When Dmitry Kudelevich made his escape from the Belarusian security services, it was via the bathroom window in a KGB office in Salihorsk. “They dragged me out of my car, hand-cuffed me, put me in a minivan and took me to the KGB office,” he says in a video circulating on Telegram. Kudelevich, a member of the strike committee at the Belaruskali potash plant, continues with a smirk: “I always called on people to fight, and today you could say I had a unique opportunity to test my strengths.”
Over the past week, labour activists connected to strike committees at Belarusian enterprises have faced a pressure campaign - arrests, informal threats, and fines - from law enforcement agencies as mass protests continue in the country. These come in the wake of highly contested presidential elections on 9 August, which are widely seen as fraudulent.
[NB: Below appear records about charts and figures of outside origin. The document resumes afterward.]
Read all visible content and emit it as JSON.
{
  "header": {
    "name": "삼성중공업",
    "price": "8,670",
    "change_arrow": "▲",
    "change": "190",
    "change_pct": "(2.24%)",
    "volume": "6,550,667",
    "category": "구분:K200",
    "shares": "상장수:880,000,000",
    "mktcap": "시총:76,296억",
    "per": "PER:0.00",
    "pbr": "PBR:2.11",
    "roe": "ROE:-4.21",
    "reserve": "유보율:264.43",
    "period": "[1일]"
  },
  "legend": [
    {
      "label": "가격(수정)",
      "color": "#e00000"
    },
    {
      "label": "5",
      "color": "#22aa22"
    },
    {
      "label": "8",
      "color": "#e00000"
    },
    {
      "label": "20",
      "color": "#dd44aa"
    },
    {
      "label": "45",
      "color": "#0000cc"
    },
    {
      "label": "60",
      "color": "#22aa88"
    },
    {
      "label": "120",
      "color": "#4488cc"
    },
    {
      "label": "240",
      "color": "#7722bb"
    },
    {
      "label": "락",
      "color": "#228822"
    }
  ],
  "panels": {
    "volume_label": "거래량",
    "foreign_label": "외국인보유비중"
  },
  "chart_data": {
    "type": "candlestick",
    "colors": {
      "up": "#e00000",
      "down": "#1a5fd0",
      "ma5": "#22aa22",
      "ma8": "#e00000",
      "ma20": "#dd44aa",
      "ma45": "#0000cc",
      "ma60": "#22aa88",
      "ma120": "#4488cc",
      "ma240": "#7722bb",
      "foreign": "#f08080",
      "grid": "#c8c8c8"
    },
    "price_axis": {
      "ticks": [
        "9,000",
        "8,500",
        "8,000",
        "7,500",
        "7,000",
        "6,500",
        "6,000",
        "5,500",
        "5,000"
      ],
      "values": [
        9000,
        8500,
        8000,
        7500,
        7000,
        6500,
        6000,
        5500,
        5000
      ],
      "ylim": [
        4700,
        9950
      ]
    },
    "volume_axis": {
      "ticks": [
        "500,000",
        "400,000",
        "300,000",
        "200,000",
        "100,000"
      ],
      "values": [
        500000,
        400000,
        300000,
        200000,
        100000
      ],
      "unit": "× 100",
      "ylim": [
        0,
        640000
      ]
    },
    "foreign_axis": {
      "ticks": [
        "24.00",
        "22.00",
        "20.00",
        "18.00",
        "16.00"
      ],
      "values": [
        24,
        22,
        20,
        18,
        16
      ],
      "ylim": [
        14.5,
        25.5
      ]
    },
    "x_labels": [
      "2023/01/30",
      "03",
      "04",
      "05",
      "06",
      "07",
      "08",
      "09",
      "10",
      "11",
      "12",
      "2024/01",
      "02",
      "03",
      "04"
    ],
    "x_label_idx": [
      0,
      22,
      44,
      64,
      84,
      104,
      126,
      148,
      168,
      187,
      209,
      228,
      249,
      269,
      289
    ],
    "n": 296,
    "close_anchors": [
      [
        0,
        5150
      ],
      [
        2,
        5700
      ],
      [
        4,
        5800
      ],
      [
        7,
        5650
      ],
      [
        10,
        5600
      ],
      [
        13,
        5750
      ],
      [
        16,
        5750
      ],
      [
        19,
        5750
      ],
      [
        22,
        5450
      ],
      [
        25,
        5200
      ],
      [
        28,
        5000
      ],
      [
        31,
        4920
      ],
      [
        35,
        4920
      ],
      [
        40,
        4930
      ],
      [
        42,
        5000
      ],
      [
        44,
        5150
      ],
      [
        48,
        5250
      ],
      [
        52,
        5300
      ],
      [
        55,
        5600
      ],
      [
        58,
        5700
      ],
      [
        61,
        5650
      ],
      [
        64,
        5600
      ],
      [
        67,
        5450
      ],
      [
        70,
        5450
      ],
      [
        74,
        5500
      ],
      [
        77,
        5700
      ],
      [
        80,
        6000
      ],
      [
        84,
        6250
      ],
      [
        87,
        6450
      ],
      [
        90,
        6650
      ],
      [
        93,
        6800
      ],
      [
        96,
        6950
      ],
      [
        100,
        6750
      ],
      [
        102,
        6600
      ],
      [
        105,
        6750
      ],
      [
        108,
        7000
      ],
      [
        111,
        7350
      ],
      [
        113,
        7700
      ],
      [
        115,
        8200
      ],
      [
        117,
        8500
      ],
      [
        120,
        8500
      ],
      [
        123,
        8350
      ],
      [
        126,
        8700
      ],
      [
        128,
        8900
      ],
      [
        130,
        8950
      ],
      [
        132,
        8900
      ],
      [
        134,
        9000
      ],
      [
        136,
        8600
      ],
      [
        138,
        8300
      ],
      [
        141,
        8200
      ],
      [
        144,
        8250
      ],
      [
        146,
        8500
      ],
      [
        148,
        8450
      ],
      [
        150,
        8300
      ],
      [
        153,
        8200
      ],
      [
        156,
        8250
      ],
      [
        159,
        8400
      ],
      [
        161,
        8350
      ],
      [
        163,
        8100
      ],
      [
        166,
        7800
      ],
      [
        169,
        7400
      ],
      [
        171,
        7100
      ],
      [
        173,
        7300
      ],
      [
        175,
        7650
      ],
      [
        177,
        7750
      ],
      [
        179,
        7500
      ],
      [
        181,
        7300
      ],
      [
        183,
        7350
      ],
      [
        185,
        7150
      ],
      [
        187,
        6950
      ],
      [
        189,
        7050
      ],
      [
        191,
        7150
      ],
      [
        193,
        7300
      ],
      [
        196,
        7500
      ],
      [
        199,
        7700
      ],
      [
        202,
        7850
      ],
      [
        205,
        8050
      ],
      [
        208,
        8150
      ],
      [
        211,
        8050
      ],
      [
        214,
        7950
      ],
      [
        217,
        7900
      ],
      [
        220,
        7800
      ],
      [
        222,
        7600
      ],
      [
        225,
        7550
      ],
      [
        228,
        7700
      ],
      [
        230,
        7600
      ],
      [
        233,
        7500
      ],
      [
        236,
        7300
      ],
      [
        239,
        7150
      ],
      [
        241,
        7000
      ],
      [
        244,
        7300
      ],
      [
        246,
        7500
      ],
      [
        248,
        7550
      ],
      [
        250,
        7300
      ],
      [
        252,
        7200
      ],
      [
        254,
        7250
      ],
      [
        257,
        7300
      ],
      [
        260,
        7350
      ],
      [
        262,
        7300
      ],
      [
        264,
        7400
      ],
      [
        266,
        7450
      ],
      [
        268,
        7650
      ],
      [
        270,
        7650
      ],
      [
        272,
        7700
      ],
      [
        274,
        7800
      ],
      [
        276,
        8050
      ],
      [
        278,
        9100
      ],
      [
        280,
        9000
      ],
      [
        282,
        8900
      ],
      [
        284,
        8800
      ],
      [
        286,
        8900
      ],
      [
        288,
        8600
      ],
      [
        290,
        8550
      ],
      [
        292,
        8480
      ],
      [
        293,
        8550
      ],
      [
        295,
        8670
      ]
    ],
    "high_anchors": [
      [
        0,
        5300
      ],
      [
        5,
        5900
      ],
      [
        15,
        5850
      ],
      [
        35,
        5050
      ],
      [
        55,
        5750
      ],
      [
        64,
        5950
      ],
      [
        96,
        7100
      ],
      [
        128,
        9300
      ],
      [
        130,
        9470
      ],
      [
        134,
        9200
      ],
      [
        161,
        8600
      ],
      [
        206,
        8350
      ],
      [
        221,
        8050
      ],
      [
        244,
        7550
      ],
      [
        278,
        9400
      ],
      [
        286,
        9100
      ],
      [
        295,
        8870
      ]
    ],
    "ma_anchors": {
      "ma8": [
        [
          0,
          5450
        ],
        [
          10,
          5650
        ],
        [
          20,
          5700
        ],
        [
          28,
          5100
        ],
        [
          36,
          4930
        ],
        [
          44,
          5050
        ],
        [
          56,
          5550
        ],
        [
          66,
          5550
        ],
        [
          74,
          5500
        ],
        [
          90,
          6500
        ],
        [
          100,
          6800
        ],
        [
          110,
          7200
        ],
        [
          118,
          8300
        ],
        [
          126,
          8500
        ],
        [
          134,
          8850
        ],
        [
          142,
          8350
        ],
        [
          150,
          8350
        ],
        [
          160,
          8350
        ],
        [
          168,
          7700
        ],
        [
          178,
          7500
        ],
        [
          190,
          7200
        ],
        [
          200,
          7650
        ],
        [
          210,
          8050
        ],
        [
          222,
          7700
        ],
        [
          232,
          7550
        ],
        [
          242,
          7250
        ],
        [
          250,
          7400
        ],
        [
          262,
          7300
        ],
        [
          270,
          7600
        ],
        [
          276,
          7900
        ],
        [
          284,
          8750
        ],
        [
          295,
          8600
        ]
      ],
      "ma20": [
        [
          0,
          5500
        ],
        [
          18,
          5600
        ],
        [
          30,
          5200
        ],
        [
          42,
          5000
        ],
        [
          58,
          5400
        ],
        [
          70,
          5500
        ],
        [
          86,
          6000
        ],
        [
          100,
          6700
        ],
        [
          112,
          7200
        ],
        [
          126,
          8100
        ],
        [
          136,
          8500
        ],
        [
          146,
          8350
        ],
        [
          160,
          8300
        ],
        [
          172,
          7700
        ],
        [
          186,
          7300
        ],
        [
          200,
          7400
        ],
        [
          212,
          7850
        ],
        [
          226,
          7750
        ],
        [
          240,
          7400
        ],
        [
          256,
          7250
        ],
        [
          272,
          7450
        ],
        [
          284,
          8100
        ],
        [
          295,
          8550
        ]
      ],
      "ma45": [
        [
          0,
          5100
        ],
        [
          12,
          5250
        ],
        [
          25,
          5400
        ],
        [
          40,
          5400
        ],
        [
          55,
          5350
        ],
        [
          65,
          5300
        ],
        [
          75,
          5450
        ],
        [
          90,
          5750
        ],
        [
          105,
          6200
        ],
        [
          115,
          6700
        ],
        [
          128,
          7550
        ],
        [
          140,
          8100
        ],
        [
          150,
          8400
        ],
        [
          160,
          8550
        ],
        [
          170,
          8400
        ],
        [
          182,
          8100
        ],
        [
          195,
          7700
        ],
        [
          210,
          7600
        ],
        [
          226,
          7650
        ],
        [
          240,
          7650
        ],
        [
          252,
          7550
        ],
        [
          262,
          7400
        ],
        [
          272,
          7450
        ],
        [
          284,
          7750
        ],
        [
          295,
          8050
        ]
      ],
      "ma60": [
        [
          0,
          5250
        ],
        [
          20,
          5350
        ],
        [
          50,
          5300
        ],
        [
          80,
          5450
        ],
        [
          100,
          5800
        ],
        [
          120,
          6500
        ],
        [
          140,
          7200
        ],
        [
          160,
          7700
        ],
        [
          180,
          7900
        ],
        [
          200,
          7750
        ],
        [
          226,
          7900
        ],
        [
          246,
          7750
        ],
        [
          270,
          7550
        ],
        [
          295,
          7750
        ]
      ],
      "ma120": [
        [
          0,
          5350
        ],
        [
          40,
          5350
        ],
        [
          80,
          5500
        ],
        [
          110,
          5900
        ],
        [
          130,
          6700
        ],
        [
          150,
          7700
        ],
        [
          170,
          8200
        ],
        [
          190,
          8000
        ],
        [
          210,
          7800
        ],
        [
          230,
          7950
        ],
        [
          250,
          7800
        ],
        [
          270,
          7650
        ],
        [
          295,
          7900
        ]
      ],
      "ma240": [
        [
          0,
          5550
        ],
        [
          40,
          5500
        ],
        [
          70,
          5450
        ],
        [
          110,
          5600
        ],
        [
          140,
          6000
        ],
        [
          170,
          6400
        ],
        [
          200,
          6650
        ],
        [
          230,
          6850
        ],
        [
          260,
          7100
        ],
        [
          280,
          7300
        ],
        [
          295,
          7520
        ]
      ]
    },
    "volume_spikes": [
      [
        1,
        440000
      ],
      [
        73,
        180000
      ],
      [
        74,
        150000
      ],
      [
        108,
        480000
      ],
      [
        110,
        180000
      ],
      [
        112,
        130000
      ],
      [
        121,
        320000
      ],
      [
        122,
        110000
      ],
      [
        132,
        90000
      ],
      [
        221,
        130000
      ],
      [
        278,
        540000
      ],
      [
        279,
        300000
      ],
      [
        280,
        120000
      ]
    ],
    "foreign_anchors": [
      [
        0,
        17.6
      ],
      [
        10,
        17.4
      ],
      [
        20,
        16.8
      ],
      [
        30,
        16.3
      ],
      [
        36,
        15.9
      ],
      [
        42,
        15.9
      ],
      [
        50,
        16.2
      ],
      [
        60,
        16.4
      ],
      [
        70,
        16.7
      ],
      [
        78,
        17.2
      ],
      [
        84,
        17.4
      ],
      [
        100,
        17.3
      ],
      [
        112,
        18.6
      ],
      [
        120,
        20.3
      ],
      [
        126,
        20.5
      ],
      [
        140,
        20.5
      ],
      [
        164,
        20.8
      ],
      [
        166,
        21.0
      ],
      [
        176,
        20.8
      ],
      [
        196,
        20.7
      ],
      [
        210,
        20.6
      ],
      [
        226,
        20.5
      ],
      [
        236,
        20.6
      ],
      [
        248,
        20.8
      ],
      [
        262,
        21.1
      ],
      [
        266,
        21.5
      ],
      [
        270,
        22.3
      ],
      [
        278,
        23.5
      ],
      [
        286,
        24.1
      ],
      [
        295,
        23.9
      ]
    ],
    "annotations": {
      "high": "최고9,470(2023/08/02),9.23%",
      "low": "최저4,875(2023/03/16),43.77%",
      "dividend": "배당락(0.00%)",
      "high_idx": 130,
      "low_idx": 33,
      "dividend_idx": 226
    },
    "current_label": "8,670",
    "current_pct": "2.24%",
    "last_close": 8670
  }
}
Thousands of enraged citizens took to the streets to protest in the days that followed; Belarusian police responded with mass arrests followed by shocking violence and cruel treatment of those they detained.
Workers at state-owned industries have joined the protest movement, staging public meetings, walk-outs, threats of work-to-rule actions, and strikes. Researcher Volodymyr Artiukh points out that there have been reports of protest activity at “at least 70 industrial, trade and service companies as well as in the educational, medical, and media sectors” since the election. “Almost all of these are state-owned enterprises and/or publicly-financed organisations,” he says.